Liam, Harry'ye bir şarap bardağı uzattı. İçindeki kanın kokusu Harry'yi cezbetmiş olacak ki Harry tüm huysuzluğuna rağmen kadehi aldı.
"Bugün doğum günün, Hazzy!"
"Bana öyle deme."
Liam gözlerini devirse de üstelemedi. "Amma asabisin!"
Harry ona uyuz uyuz bakıyordu. "Neden acaba?"
Liam düşünür gibi yapıp "Halen daha ruh eşini bulamadığın için olmasın?" diyerek sataştı.
"Benim bir ruh eşim yok."
İkisi de bunun doğru olmadığını biliyordu. Her vampirin doğaları gereği bir ruh eşi olurdu. İki vampir birbirlerini bulduğunda ve birbirlerinden beslendiklerinde bu bir çeşit mühür görevi görür ve onları sonsuzluk son bulana dek birbirine bağlardı.
"Her neyse," Liam konuyu değiştirmeyi tercih ederek Harry'ye onun da hoşuna gidecek bir haber vermeye hazırlandı. "Zayn ve benim birbirimizi buluşumuzun altmış yedinci yılı bugün."
Harry'nin gözleri parladı. Kendi ruh eşine asla kavuşamayacak olsa da dostları için mutluydu.
***
O gece uyuyamadı. Bir şeyler ters gidiyordu. Kalbi yerinden sökülüyormuş gibi hissediyor, gözlerini yumduğu her an ince bir erkek sesi "Harry!" diye haykırıyordu. "Buradayım! Bul beni!"

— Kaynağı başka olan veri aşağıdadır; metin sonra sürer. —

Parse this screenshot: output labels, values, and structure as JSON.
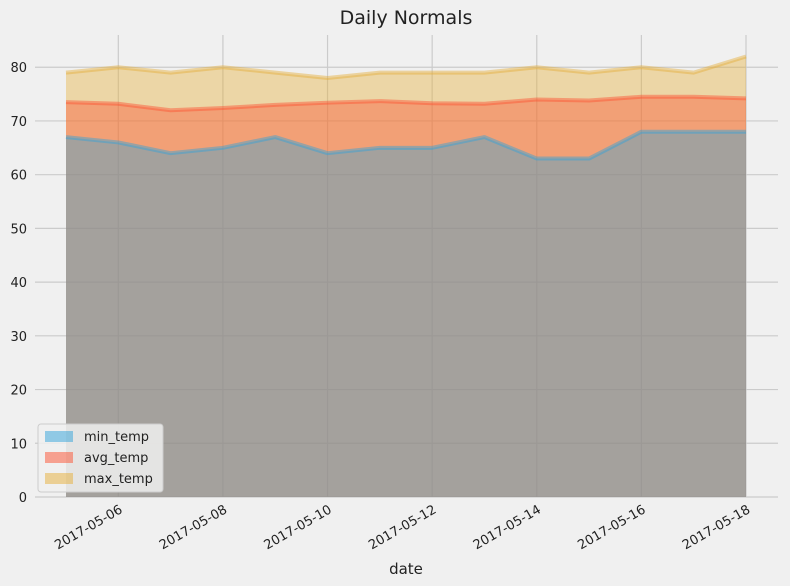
{
  "chart_data": {
    "type": "area",
    "stacked": false,
    "title": "Daily Normals",
    "xlabel": "date",
    "ylabel": "",
    "ylim": [
      0,
      86
    ],
    "yticks": [
      0,
      10,
      20,
      30,
      40,
      50,
      60,
      70,
      80
    ],
    "grid": true,
    "legend_position": "bottom-left",
    "x": [
      "2017-05-05",
      "2017-05-06",
      "2017-05-07",
      "2017-05-08",
      "2017-05-09",
      "2017-05-10",
      "2017-05-11",
      "2017-05-12",
      "2017-05-13",
      "2017-05-14",
      "2017-05-15",
      "2017-05-16",
      "2017-05-17",
      "2017-05-18"
    ],
    "xtick_labels": [
      "2017-05-06",
      "2017-05-08",
      "2017-05-10",
      "2017-05-12",
      "2017-05-14",
      "2017-05-16",
      "2017-05-18"
    ],
    "series": [
      {
        "name": "max_temp",
        "color": "#e5ae38",
        "values": [
          79,
          80,
          79,
          80,
          79,
          78,
          79,
          79,
          79,
          80,
          79,
          80,
          79,
          82
        ]
      },
      {
        "name": "avg_temp",
        "color": "#fc4f30",
        "values": [
          73.5,
          73.2,
          72.0,
          72.4,
          73.0,
          73.4,
          73.7,
          73.3,
          73.2,
          74.0,
          73.8,
          74.5,
          74.5,
          74.2
        ]
      },
      {
        "name": "min_temp",
        "color": "#30a2da",
        "values": [
          67,
          66,
          64,
          65,
          67,
          64,
          65,
          65,
          67,
          63,
          63,
          68,
          68,
          68
        ]
      }
    ],
    "legend_order": [
      "min_temp",
      "avg_temp",
      "max_temp"
    ]
  }
}
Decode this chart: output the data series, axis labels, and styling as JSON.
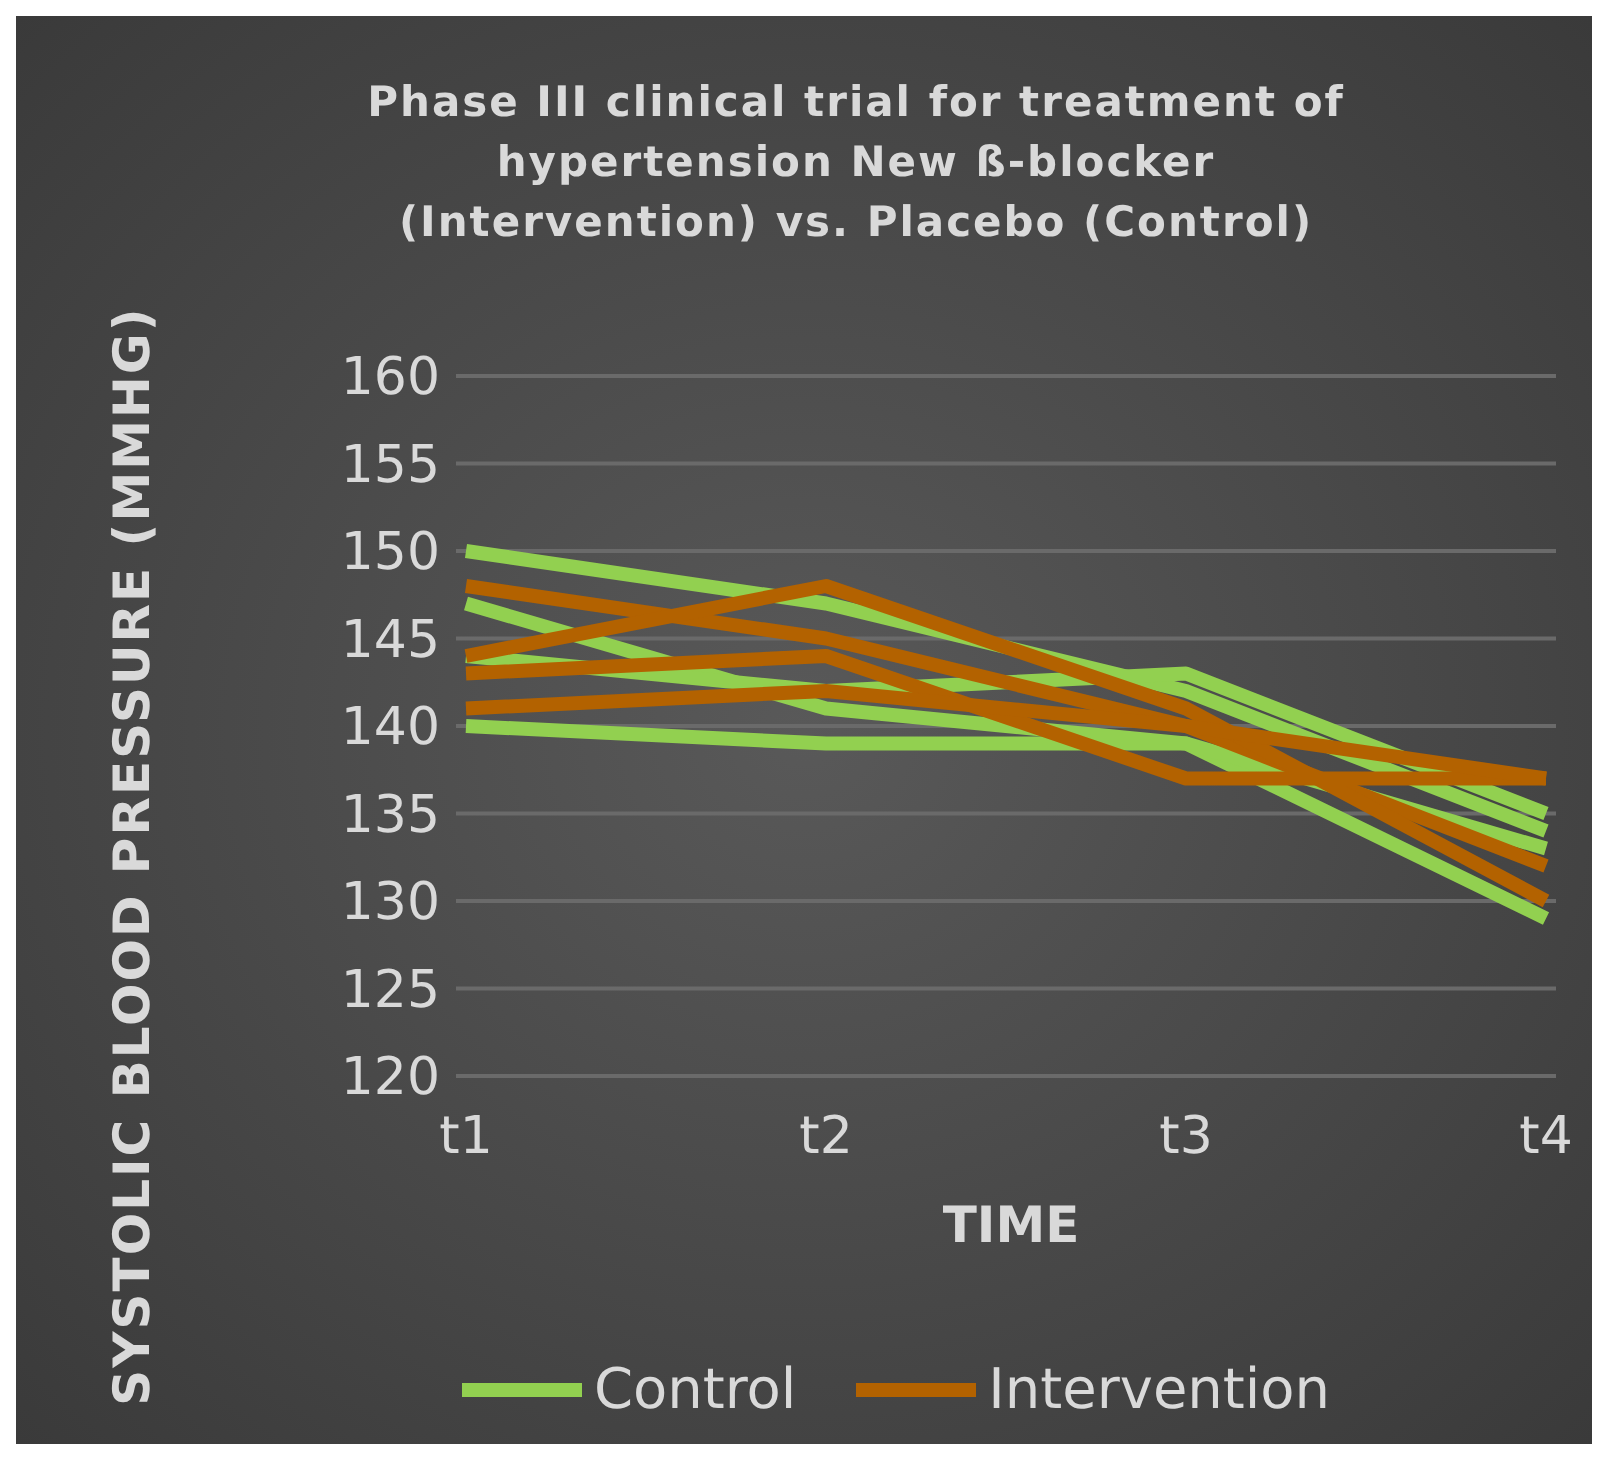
{
  "chart_data": {
    "type": "line",
    "title": "Phase III clinical trial for treatment of hypertension New ß-blocker (Intervention) vs. Placebo (Control)",
    "xlabel": "TIME",
    "ylabel": "SYSTOLIC BLOOD PRESSURE (MMHG)",
    "categories": [
      "t1",
      "t2",
      "t3",
      "t4"
    ],
    "series": [
      {
        "name": "Control",
        "color": "#92d050",
        "values": [
          150,
          147,
          142,
          134
        ]
      },
      {
        "color": "#92d050",
        "values": [
          147,
          141,
          139,
          129
        ]
      },
      {
        "color": "#92d050",
        "values": [
          144,
          142,
          143,
          135
        ]
      },
      {
        "color": "#92d050",
        "values": [
          140,
          139,
          139,
          133
        ]
      },
      {
        "name": "Intervention",
        "color": "#b36200",
        "values": [
          148,
          145,
          140,
          132
        ]
      },
      {
        "color": "#b36200",
        "values": [
          144,
          148,
          141,
          130
        ]
      },
      {
        "color": "#b36200",
        "values": [
          143,
          144,
          137,
          137
        ]
      },
      {
        "color": "#b36200",
        "values": [
          141,
          142,
          140,
          137
        ]
      }
    ],
    "ylim": [
      120,
      160
    ],
    "yticks": [
      120,
      125,
      130,
      135,
      140,
      145,
      150,
      155,
      160
    ],
    "grid": "y",
    "legend": "bottom",
    "marker": "none",
    "line_style": "solid"
  }
}
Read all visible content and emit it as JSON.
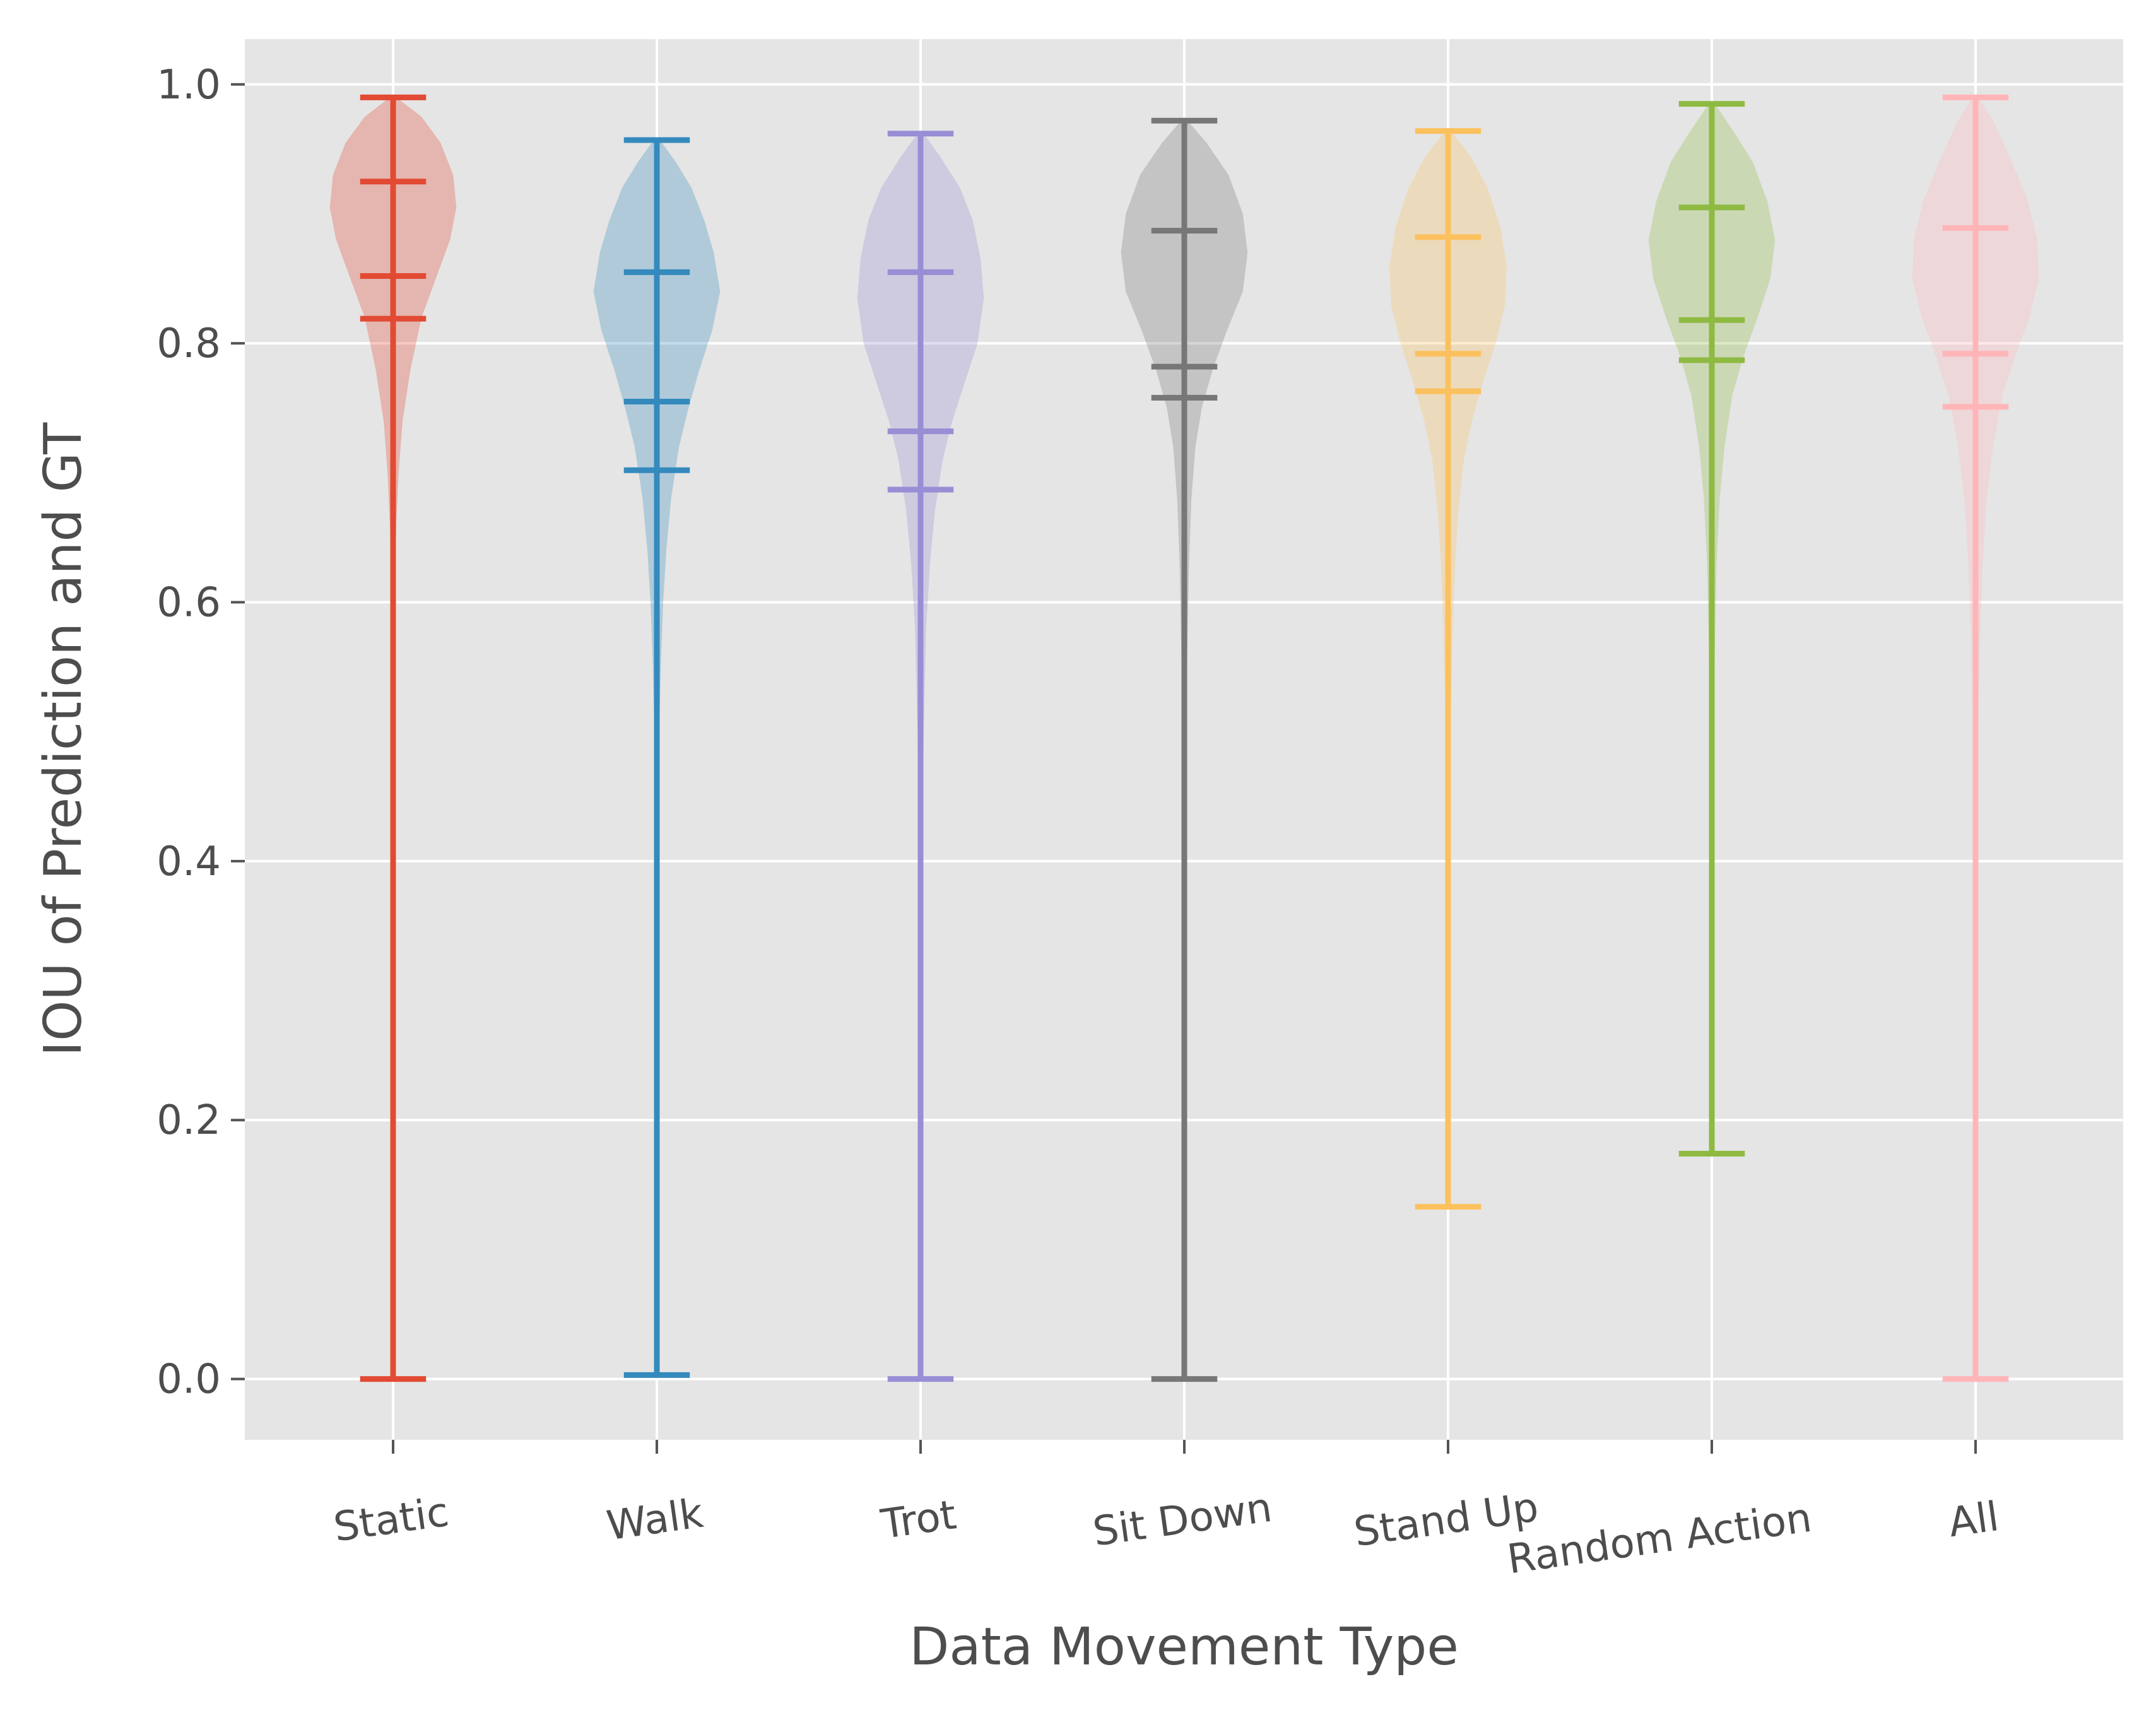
{
  "chart_data": {
    "type": "violin",
    "title": "",
    "xlabel": "Data Movement Type",
    "ylabel": "IOU of Prediction and GT",
    "ylim": [
      -0.047,
      1.035
    ],
    "yticks": [
      "0.0",
      "0.2",
      "0.4",
      "0.6",
      "0.8",
      "1.0"
    ],
    "ytick_values": [
      0.0,
      0.2,
      0.4,
      0.6,
      0.8,
      1.0
    ],
    "grid": true,
    "legend": "none",
    "background": "#e5e5e5",
    "categories": [
      "Static",
      "Walk",
      "Trot",
      "Sit Down",
      "Stand Up",
      "Random Action",
      "All"
    ],
    "series": [
      {
        "color": "#e24a33",
        "min": 0.0,
        "max": 0.99,
        "lines": [
          0.925,
          0.852,
          0.819
        ],
        "density": [
          [
            0.99,
            0.02
          ],
          [
            0.975,
            0.18
          ],
          [
            0.955,
            0.3
          ],
          [
            0.93,
            0.38
          ],
          [
            0.905,
            0.4
          ],
          [
            0.88,
            0.36
          ],
          [
            0.85,
            0.27
          ],
          [
            0.82,
            0.18
          ],
          [
            0.78,
            0.11
          ],
          [
            0.74,
            0.06
          ],
          [
            0.7,
            0.035
          ],
          [
            0.66,
            0.02
          ],
          [
            0.6,
            0.01
          ],
          [
            0.5,
            0.006
          ],
          [
            0.3,
            0.003
          ],
          [
            0.0,
            0.002
          ]
        ]
      },
      {
        "color": "#348abd",
        "min": 0.003,
        "max": 0.957,
        "lines": [
          0.855,
          0.755,
          0.702
        ],
        "density": [
          [
            0.957,
            0.02
          ],
          [
            0.94,
            0.12
          ],
          [
            0.92,
            0.22
          ],
          [
            0.895,
            0.3
          ],
          [
            0.87,
            0.36
          ],
          [
            0.84,
            0.4
          ],
          [
            0.81,
            0.35
          ],
          [
            0.78,
            0.27
          ],
          [
            0.75,
            0.2
          ],
          [
            0.72,
            0.14
          ],
          [
            0.68,
            0.09
          ],
          [
            0.64,
            0.06
          ],
          [
            0.6,
            0.04
          ],
          [
            0.55,
            0.025
          ],
          [
            0.5,
            0.015
          ],
          [
            0.4,
            0.007
          ],
          [
            0.2,
            0.003
          ],
          [
            0.003,
            0.002
          ]
        ]
      },
      {
        "color": "#988ed5",
        "min": 0.0,
        "max": 0.962,
        "lines": [
          0.855,
          0.732,
          0.687
        ],
        "density": [
          [
            0.962,
            0.02
          ],
          [
            0.945,
            0.12
          ],
          [
            0.92,
            0.25
          ],
          [
            0.895,
            0.33
          ],
          [
            0.865,
            0.38
          ],
          [
            0.835,
            0.4
          ],
          [
            0.8,
            0.36
          ],
          [
            0.77,
            0.28
          ],
          [
            0.74,
            0.2
          ],
          [
            0.71,
            0.14
          ],
          [
            0.67,
            0.09
          ],
          [
            0.63,
            0.06
          ],
          [
            0.58,
            0.035
          ],
          [
            0.5,
            0.02
          ],
          [
            0.4,
            0.01
          ],
          [
            0.2,
            0.004
          ],
          [
            0.0,
            0.002
          ]
        ]
      },
      {
        "color": "#777777",
        "min": 0.0,
        "max": 0.972,
        "lines": [
          0.887,
          0.782,
          0.758
        ],
        "density": [
          [
            0.972,
            0.02
          ],
          [
            0.955,
            0.14
          ],
          [
            0.93,
            0.28
          ],
          [
            0.9,
            0.37
          ],
          [
            0.87,
            0.4
          ],
          [
            0.84,
            0.37
          ],
          [
            0.81,
            0.27
          ],
          [
            0.78,
            0.18
          ],
          [
            0.75,
            0.11
          ],
          [
            0.72,
            0.07
          ],
          [
            0.68,
            0.045
          ],
          [
            0.63,
            0.03
          ],
          [
            0.57,
            0.02
          ],
          [
            0.5,
            0.012
          ],
          [
            0.4,
            0.007
          ],
          [
            0.2,
            0.003
          ],
          [
            0.0,
            0.002
          ]
        ]
      },
      {
        "color": "#fbc15e",
        "min": 0.133,
        "max": 0.964,
        "lines": [
          0.882,
          0.792,
          0.763
        ],
        "density": [
          [
            0.964,
            0.02
          ],
          [
            0.945,
            0.14
          ],
          [
            0.92,
            0.25
          ],
          [
            0.89,
            0.33
          ],
          [
            0.86,
            0.37
          ],
          [
            0.83,
            0.36
          ],
          [
            0.8,
            0.3
          ],
          [
            0.77,
            0.22
          ],
          [
            0.74,
            0.15
          ],
          [
            0.71,
            0.1
          ],
          [
            0.67,
            0.065
          ],
          [
            0.63,
            0.045
          ],
          [
            0.58,
            0.03
          ],
          [
            0.5,
            0.015
          ],
          [
            0.4,
            0.007
          ],
          [
            0.25,
            0.003
          ],
          [
            0.133,
            0.002
          ]
        ]
      },
      {
        "color": "#8eba42",
        "min": 0.174,
        "max": 0.985,
        "lines": [
          0.905,
          0.818,
          0.787
        ],
        "density": [
          [
            0.985,
            0.02
          ],
          [
            0.965,
            0.13
          ],
          [
            0.94,
            0.26
          ],
          [
            0.91,
            0.35
          ],
          [
            0.88,
            0.4
          ],
          [
            0.85,
            0.37
          ],
          [
            0.82,
            0.29
          ],
          [
            0.79,
            0.2
          ],
          [
            0.76,
            0.13
          ],
          [
            0.72,
            0.08
          ],
          [
            0.68,
            0.05
          ],
          [
            0.63,
            0.03
          ],
          [
            0.57,
            0.02
          ],
          [
            0.5,
            0.012
          ],
          [
            0.4,
            0.006
          ],
          [
            0.25,
            0.003
          ],
          [
            0.174,
            0.002
          ]
        ]
      },
      {
        "color": "#ffb5b8",
        "min": 0.0,
        "max": 0.99,
        "lines": [
          0.889,
          0.792,
          0.751
        ],
        "density": [
          [
            0.99,
            0.02
          ],
          [
            0.97,
            0.12
          ],
          [
            0.94,
            0.23
          ],
          [
            0.91,
            0.33
          ],
          [
            0.88,
            0.39
          ],
          [
            0.85,
            0.4
          ],
          [
            0.82,
            0.34
          ],
          [
            0.79,
            0.25
          ],
          [
            0.76,
            0.17
          ],
          [
            0.72,
            0.11
          ],
          [
            0.68,
            0.07
          ],
          [
            0.63,
            0.045
          ],
          [
            0.57,
            0.028
          ],
          [
            0.5,
            0.016
          ],
          [
            0.4,
            0.008
          ],
          [
            0.2,
            0.003
          ],
          [
            0.0,
            0.002
          ]
        ]
      }
    ]
  }
}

Bu sesi daha önce hiç duymamıştı.
Yatağında verdiği mücadeleden vazgeçti ve beslenmek için ayaklandı. Yeni tatlar arıyor oluşuyla aldığı karar üzerine Şarap Evi'ne gidececek ve yeni bir kan sürtüğü satın alacaktı. Malikanesinde iki tane bir erkek, bir de kadın olmak üzere ihtiyacını görebileceği kan torbaları olsa da bugün yenilik istiyordu.
***
Yeni Britanya'da vampirlerin kan sürtüklerini alıp sattığı ya da sadece kiraladığı yerlere Şarap Evi denirdi ve Harry bu komik detayı severdi. İçeri kabul edildiğinde Polly onu karşıladı ve neredeyse kendini Harry'nin kollarına attı. Harry kaba davranmamaya çalışarak onu ittiğinde kadının çıplak memeleri dimdik bir şekilde karşısında duruyordu.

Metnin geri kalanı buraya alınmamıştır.